On comprend assez facilement de quoi il s’agit. La population étant désormais conditionnée par des décennies de dérive socialisante, elle en appelle spontanément aux responsables politiques pour résoudre le moindre problème. Il n’est plus question dans les esprits du début du XXIe siècle de se prendre en charge, mais d’être pris en charge par le Big Brother étatique. L’homme politique de base (député, sénateur, maire, conseiller municipal, etc.) est constamment sollicité par mille demandes d’intervention qui nécessitent toujours plus d’argent. Les collectivités publiques sont plus riches que jamais mais beaucoup trop pauvres par rapport aux aspirations de nombreux citoyens.

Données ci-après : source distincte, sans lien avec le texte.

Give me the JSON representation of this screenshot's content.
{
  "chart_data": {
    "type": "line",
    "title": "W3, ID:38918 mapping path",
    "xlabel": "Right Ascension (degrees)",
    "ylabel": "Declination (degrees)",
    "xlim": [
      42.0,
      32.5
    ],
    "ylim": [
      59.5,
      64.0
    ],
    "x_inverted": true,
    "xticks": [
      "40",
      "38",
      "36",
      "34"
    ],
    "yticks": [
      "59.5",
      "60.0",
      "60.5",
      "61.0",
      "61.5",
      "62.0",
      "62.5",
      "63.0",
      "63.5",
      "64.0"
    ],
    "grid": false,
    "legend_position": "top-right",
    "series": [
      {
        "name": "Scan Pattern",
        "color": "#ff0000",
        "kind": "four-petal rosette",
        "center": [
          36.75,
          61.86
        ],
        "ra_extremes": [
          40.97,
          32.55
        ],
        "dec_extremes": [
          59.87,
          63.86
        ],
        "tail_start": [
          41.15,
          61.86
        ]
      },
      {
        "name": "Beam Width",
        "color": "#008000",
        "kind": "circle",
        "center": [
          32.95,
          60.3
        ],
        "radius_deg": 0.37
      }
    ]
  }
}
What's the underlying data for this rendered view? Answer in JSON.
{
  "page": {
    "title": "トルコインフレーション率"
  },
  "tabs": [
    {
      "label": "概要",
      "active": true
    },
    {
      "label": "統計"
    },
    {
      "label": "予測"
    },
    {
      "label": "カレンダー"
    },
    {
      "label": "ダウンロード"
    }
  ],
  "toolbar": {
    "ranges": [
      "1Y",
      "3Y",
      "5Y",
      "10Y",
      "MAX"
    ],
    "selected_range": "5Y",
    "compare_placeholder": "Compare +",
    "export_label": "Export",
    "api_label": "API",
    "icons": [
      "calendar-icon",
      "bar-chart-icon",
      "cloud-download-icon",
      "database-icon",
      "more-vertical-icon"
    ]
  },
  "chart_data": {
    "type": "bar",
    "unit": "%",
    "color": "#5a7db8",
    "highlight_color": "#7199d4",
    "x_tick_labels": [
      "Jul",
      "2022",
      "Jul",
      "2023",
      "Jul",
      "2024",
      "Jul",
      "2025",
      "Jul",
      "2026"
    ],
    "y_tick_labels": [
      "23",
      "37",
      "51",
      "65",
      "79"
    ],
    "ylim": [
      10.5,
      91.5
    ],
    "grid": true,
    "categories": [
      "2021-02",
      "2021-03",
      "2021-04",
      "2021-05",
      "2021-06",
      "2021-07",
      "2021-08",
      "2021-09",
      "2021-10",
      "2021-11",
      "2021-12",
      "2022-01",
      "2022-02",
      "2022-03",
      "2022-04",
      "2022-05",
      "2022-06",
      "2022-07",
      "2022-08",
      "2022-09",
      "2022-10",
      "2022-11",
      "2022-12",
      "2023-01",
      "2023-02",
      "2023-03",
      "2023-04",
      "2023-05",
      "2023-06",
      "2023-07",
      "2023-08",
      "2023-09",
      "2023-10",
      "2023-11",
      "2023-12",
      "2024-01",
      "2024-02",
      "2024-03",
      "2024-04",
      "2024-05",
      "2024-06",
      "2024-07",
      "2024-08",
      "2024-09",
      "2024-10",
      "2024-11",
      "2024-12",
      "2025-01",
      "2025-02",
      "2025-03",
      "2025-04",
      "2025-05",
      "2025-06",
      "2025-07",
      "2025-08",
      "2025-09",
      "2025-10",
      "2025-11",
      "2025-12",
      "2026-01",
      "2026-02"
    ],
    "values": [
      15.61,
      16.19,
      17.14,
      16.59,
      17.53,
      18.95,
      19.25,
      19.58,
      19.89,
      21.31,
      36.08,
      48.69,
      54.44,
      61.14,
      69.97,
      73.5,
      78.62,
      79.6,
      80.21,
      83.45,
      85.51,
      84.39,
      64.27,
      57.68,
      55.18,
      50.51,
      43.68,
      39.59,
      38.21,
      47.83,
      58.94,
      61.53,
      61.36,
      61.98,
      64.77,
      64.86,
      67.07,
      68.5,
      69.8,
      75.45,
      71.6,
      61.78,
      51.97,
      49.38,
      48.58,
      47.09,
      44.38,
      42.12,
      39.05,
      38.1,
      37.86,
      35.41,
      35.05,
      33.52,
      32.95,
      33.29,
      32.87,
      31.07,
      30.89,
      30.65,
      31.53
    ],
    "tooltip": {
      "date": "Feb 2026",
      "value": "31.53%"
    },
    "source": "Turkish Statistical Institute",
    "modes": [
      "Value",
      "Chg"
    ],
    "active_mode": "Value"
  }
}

Cette mentalité d’assisté est entretenue à dessein – ou parfois contre leur gré – par les politiciens. Élargir le champ de leurs interventions leur permet d’accumuler pouvoir et reconnaissance. Qui se hasarderait à évoquer les limites du rôle de l’État serait immédiatement classé parmi les politiciens incapables de répondre aux aspirations des électeurs. Une carrière politique suppose évidemment le contraire.

La dérive totalitaire est donc en cours. La démocratie totalitaire, nouveau régime politique, se met en place. Revenus, bénéfices, patrimoines, effectifs des entreprises, identité des salariés, etc. sont connus des administrations spécialisées. Une majorité de citoyens pense même que la justice consiste à affiner encore cette transparence. Rien ne doit rester dans l’ombre. Qui n’a rien à se reprocher n’a rien à cacher. Voilà la définition même d’une morale totalitaire.

Les citoyens eux-mêmes alimentent les bases de données publiques qui permettent de les soumettre à la servitude fiscale et sociale. Les obligations déclaratives s’imposant aux personnes physiques et morales deviennent pléthoriques. Des milliers de CERFA[1] doivent être remplis. Ils sont adaptés à chaque situation particulière et désormais informatisés.

L’homme du XXIe siècle effectue lui-même, sur son propre ordinateur, le travail de mise à jour des bases de données qui permettront son contrôle. Il tend à son bourreau la corde pour le pendre.

 


 

[1] CERFA : formulaire administratif officiel dont l’acronyme provient du Centre d’enregistrement et de révision des formulaires administratifs.